I drank water from a deep ground well surrounded by artesian wells here in northern oHIo since I was 18. I've been drinking Lake Erie ever since. You're video makes the water look pretty icky. That's an unprofessional opinion on clean water . I 'm not sure if I'm better at water taste or moving BTUH with it. But yes, I drink it and know how to move BTHU with it. Drinking beer at the moment however. SC
Thanks for the replies... I plan on going forward as soon as I am ready for HVAC in the addition. Unfortunately, another well is not in the budget right now. Close loops wouldnt be to bad if it wasnt for the need for the damn QT flow center. Worst part about the QT is everything I have seen it will not support more than one unit now matter how big or small the loop is. Everywhere I initially read said 6' is the must for a closed loop depth. Then today I was reading that it is more about 12"-18" below the frost line. My frost line is 18" and the soil is very wet most of the year. This gives me a lot more options I did not know I had. A 5' trencher would likely allow me to put in a slinky loop horizontally placed and have plenty of room on my lot. Best case scenario- my plan works and 5-10 years down the line I need a deeper well for an additional unit or two. Backup plan - I can put in a closed loop setup I can somehow expand on later. Worst case scenario - I put in a relatively small loop field and have to go with a separate loop and flow center for each unit in the future. Mark - I would be very interested in hearing about the setup you are talking about. However, as of now I am on a limited budget. I wish I could put in a deeper well tomorrow. The approach you are talking about is some sort of hydronic system inside the ducts with an air mover attached? Interesting.

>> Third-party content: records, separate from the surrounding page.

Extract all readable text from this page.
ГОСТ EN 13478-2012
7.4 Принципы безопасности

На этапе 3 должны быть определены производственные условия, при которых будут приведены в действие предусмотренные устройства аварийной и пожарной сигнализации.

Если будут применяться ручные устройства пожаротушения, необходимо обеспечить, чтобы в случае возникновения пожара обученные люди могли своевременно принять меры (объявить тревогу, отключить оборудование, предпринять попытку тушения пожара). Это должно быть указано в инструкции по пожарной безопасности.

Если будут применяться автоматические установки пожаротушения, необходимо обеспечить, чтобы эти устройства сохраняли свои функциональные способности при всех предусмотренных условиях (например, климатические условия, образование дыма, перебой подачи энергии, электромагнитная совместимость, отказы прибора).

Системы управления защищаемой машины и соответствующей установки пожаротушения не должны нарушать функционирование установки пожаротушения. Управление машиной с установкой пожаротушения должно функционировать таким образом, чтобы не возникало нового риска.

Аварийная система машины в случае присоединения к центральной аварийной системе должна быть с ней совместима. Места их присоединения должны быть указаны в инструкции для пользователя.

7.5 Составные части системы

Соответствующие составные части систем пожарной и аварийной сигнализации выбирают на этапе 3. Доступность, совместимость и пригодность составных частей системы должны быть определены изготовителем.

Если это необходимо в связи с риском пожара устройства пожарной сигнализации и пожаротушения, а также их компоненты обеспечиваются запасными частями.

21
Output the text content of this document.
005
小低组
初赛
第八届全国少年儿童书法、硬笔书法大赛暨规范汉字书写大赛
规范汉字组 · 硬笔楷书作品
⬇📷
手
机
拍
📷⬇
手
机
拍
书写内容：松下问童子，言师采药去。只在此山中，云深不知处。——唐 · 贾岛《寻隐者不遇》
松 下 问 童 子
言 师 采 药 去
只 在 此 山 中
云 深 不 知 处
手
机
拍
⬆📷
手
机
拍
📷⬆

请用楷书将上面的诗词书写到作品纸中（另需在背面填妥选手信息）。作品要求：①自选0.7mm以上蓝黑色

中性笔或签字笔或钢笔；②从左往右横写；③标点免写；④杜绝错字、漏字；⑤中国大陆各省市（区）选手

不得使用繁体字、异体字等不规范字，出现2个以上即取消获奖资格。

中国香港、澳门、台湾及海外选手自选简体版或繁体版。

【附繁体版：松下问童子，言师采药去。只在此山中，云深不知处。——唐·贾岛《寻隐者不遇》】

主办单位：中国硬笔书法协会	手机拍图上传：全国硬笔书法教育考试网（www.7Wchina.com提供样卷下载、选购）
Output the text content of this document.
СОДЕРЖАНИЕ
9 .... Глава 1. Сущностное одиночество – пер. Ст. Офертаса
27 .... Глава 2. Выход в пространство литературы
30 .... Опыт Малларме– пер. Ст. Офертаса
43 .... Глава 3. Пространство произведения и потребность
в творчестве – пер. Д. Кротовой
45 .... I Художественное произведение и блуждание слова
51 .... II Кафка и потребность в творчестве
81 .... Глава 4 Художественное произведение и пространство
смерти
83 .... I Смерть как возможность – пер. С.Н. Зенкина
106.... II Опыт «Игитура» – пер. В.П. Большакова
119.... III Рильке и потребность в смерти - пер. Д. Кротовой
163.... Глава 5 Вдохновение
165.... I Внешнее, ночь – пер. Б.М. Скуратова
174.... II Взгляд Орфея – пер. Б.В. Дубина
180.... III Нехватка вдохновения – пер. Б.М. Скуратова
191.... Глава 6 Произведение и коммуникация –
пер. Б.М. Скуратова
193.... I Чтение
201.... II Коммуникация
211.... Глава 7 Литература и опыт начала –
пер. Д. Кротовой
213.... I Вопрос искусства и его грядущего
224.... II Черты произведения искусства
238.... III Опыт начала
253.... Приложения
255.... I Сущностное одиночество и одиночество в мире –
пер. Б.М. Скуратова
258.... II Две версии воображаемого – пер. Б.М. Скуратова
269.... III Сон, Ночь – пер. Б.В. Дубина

I am in, I have liked you from the start of your posting here. We can limp with the well, but I would go closed loop before I stirred up my drinking water. If you have enough land we can start an inground manifold for the new stuff with the ability to add the rest of the home. Out side of the box, (norm). Mark
The readon you have a ring well is that the shallow aquifer is finite. It's ability to give and or accept water was amstringed right from the beginning. They were cheap to install when the cost of mud rotary was out of reach finacially. The amount of turbidity you are going to see is going to be astronomical and the advection of the concrete to move btu's in and out of the semi saturated sands around that well are another big question mark. Keep us posted. If you get a decent result you could quit your day job and put the thousands of used ring wells to a better use! Eric
Well I came across a killer deal on a QT flow center for $200 so I think I am just going to go ahead and do the closed loop route. I will post in the closed loop once I get a little further along in system design. From what I have done so far with the geocalc tool, the actual loop needed is pretty small even with a 4 foot depth.